I profoundly believe that people should have this choice—a profound belief that is based not on either my spirituality or my lack of spirituality, but on looking at the evidence from other countries that this will not lead to people being overpersuaded. I have in mind those countries that already have a terminal illness Act. The one that has been in force for longest is the one in Oregon, but there are many other states in the United States of America that have terminal illness Acts that have been in force for 20 years and more. They do not have those safeguards. They do have annual reports and record-keeping of the highest sort about assisted death. They show no evidence of the coercion that some noble Lords referred to in this debate.

I would have expected that, if there were real evidence of that, somebody in the course of the debate would have referred to a case from one of those countries where there is a terminal illness Act showing that there was coercion. There was none. I am convinced, first, that the Bill has had proper scrutiny in the other place and, secondly, that there is no real danger in relation to coercion. Thirdly, I completely accept the point made by noble Lords who said in this debate that they wanted more palliative care—I want more palliative care, and we should do everything we can to promote it. However, as so many people said, it is not either/or—it is both.

Some 75% of people in Victoria, Australia, who have had an assisted death came from palliative care, and 92% in Oregon came from palliative care. The Select Committee in the Commons to which I referred, which reported in 2024, said that palliative care in many jurisdictions went up in terms of its resources. In answer to the question that was raised about what the effect will be on palliative care: on the basis of other jurisdictions, it will get better. In fact, the debate here has provoked the Government to spend more money on palliative care.

Many noble Lords have talked about language. I take no point about language. I simply say this. For over 10 years of having been engaged in this debate, I have found that, for people who are terminally ill and want an assisted death, nothing upsets them more than saying that that is suicide. They hate that because of the impact it has on those they leave behind. What they feel is that they are dying anyway, and what they want is some degree of control over when and how it will happen.

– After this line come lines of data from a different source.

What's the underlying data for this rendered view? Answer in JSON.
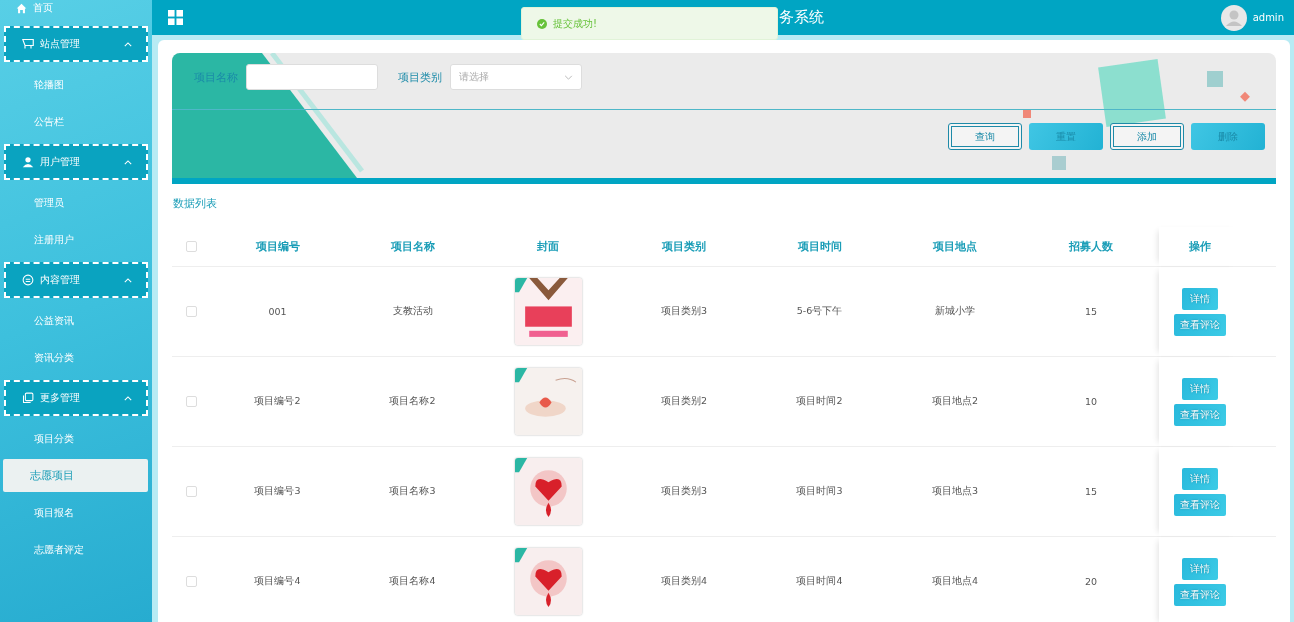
{
  "sidebar": {
    "home": {
      "label": "首页"
    },
    "groups": [
      {
        "label": "站点管理",
        "expanded": true,
        "items": [
          {
            "label": "轮播图",
            "selected": false
          },
          {
            "label": "公告栏",
            "selected": false
          }
        ]
      },
      {
        "label": "用户管理",
        "expanded": true,
        "items": [
          {
            "label": "管理员",
            "selected": false
          },
          {
            "label": "注册用户",
            "selected": false
          }
        ]
      },
      {
        "label": "内容管理",
        "expanded": true,
        "items": [
          {
            "label": "公益资讯",
            "selected": false
          },
          {
            "label": "资讯分类",
            "selected": false
          }
        ]
      },
      {
        "label": "更多管理",
        "expanded": true,
        "items": [
          {
            "label": "项目分类",
            "selected": false
          },
          {
            "label": "志愿项目",
            "selected": true
          },
          {
            "label": "项目报名",
            "selected": false
          },
          {
            "label": "志愿者评定",
            "selected": false
          }
        ]
      }
    ]
  },
  "header": {
    "title": "务系统",
    "user": "admin"
  },
  "toast": {
    "message": "提交成功!"
  },
  "search": {
    "name_label": "项目名称",
    "category_label": "项目类别",
    "category_placeholder": "请选择",
    "buttons": [
      {
        "label": "查询",
        "kind": "outlined"
      },
      {
        "label": "重置",
        "kind": "filled"
      },
      {
        "label": "添加",
        "kind": "outlined"
      },
      {
        "label": "删除",
        "kind": "filled"
      }
    ]
  },
  "table": {
    "title": "数据列表",
    "all_checked": false,
    "columns": [
      "项目编号",
      "项目名称",
      "封面",
      "项目类别",
      "项目时间",
      "项目地点",
      "招募人数",
      "操作"
    ],
    "rows": [
      {
        "checked": false,
        "number": "001",
        "name": "支教活动",
        "category": "项目类别3",
        "time": "5-6号下午",
        "place": "新城小学",
        "recruits": "15",
        "actions": [
          "详情",
          "查看评论"
        ]
      },
      {
        "checked": false,
        "number": "项目编号2",
        "name": "项目名称2",
        "category": "项目类别2",
        "time": "项目时间2",
        "place": "项目地点2",
        "recruits": "10",
        "actions": [
          "详情",
          "查看评论"
        ]
      },
      {
        "checked": false,
        "number": "项目编号3",
        "name": "项目名称3",
        "category": "项目类别3",
        "time": "项目时间3",
        "place": "项目地点3",
        "recruits": "15",
        "actions": [
          "详情",
          "查看评论"
        ]
      },
      {
        "checked": false,
        "number": "项目编号4",
        "name": "项目名称4",
        "category": "项目类别4",
        "time": "项目时间4",
        "place": "项目地点4",
        "recruits": "20",
        "actions": [
          "详情",
          "查看评论"
        ]
      }
    ]
  }
}
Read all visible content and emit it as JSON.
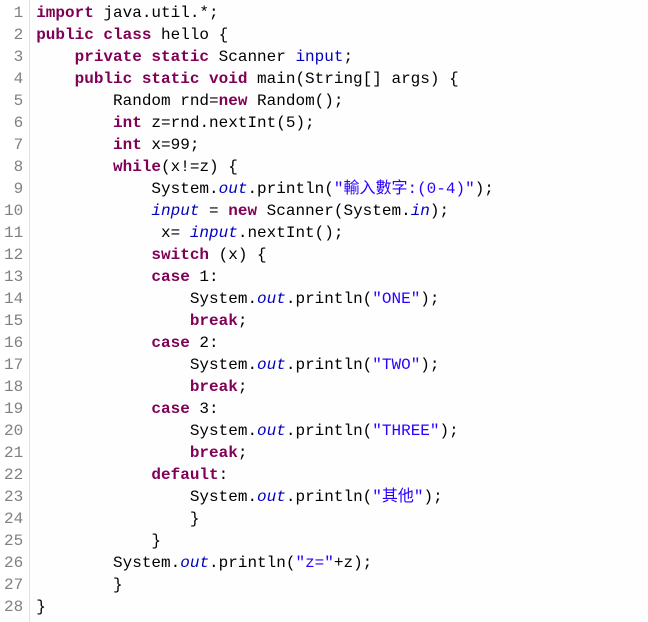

I turn briefly to what happens next. I very much welcome my noble friend Lady Berger’s Motion to set up a Select Committee that can hear evidence. I very much welcome that it is time-limited, because, as my noble friend and I indicated in the letter we sent to every Peer, it allows for the Bill to go through all its phases after 7 November. I will therefore support my noble friend’s Motion to set up a Select Committee.

We have a job of work to do. I agree with everybody that, plainly, this House must give the Bill a Second Reading. We must listen to the evidence that my noble friend Lady Berger’s Select Committee will supply, and then we must do what we do so well, which is scrutinise and amend the Bill as necessary, and then send it back to the other place for a decision.

I have heard some noble Lords say, “Oh well, we can say no to this Bill”. Ultimately, on an issue such as this in our system, somebody has to decide. It is not the electorate because it is never in anybody’s manifesto, with the exception of the Greens. Therefore, Parliament has to decide. Ultimately, in our system, that means it will have to be those who are elected—not those who are unelected—who make that decision.

I end by expressing my profound gratitude to the House for the attention and quality of the debate it gave to the Bill. I commend this Bill to the House.